CBO released its cost estimate of Kerry-Lieberman American Power Act today.  It can be found here:  http://www.cbo.gov/ftpdocs/115xx/doc11565/AmericanPowerActKerryLtr.pdf. The numbers are fairly close to CBO’s Waxman-Markey (H.R. 2998) and Kerry-Boxer (S. 1733) numbers earlier this Congress.  Here are some initial thoughts and highlights:

  • CBO confirms Kerry-Lieberman will include massive new taxes and spending.
    • CBO and the Joint Committee on Taxation (JCT) estimate that over the 2011-2020 period:
      •  This new national energy tax would generate $765 billion in revenues resulting from a cap-and-trade scheme imposed on energy consumers.

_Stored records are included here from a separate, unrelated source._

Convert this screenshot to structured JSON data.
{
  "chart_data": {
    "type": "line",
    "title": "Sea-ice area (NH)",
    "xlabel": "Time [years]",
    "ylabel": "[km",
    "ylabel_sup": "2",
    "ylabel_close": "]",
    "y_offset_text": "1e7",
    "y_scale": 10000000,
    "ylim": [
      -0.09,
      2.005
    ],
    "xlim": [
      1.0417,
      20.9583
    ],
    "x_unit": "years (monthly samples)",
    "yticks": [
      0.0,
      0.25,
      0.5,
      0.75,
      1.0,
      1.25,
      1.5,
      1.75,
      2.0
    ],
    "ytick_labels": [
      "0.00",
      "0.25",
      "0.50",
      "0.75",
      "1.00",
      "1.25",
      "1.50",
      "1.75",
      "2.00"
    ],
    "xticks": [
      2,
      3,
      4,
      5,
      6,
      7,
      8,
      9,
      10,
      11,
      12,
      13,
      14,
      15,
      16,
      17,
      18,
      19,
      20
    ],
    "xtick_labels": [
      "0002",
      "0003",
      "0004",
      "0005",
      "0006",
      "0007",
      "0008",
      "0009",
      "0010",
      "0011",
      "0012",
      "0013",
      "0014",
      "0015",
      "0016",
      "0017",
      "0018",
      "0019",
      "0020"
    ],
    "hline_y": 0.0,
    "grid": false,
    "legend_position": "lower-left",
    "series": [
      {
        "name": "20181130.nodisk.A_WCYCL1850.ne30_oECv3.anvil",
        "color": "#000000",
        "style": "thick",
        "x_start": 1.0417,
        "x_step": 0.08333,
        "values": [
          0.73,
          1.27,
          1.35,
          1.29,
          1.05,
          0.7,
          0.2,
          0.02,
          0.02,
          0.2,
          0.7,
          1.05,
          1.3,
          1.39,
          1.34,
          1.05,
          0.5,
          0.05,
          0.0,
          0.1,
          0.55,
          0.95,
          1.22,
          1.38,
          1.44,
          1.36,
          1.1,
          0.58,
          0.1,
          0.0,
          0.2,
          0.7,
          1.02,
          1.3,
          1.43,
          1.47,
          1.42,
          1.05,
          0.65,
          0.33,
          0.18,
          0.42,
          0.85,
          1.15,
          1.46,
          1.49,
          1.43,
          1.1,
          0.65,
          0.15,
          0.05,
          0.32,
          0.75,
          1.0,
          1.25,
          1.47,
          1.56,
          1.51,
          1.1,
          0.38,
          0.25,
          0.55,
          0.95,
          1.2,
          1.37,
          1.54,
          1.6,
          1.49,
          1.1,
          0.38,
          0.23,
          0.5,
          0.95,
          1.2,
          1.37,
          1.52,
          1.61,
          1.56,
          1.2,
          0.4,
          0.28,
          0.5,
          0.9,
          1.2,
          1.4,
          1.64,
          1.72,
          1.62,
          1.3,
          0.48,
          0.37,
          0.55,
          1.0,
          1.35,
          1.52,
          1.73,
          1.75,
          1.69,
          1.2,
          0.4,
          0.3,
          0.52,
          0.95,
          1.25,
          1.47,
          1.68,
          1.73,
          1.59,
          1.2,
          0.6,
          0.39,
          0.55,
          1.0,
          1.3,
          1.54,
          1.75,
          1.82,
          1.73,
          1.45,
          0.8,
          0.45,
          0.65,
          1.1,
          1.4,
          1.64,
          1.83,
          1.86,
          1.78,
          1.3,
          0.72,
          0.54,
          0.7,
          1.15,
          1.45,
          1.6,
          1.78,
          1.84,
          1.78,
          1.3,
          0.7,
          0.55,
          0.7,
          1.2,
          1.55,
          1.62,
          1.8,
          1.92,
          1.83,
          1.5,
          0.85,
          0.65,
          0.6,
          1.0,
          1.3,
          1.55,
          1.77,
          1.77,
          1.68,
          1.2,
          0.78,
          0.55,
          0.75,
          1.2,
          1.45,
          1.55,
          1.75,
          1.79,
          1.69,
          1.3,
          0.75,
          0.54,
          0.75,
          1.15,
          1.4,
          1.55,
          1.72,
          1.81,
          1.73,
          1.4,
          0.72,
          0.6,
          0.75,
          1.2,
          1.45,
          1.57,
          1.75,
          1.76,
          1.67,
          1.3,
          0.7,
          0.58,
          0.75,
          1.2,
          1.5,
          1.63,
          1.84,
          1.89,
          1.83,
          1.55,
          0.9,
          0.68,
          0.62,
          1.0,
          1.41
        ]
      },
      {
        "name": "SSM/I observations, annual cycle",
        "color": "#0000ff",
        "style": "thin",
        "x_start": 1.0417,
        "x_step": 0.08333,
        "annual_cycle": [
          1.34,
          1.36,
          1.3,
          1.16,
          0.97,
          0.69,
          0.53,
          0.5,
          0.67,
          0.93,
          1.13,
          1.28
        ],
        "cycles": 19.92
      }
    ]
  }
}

      • The federal government would then redistribute nearly all of these revenues ($732 billion) over the 10-year period.
      • While the bill reduces the deficit by $19 billion, it does so only after imposing a massive $765 billion cap-and-trade tax on the economy. After the bill spends this revenue on various programs, only 2.5% of the cap-and-trade revenue remains for deficit reduction.
      • CBO’s accounts for a decrease in federal income and payroll taxes as a result of the cap-and-trade scheme, correlating to reduced income for workers and business owners. 
  • It is important to note that the cap-and-trade scheme is a 40 year program and CBO’s estimates only address the first 10 years, therefore consumer costs for the program will likely be in the trillions of dollars.
  • More analysis of the assumptions underlying the estimated allowance prices ($14 in 2012 and $25 in 2020) are needed, as any one or several could dramatically alter the estimate.  The five variables that comprise the basis for the assumption on allowance price are extremely dynamic and the impacts of each are not included in the cursory letter released today.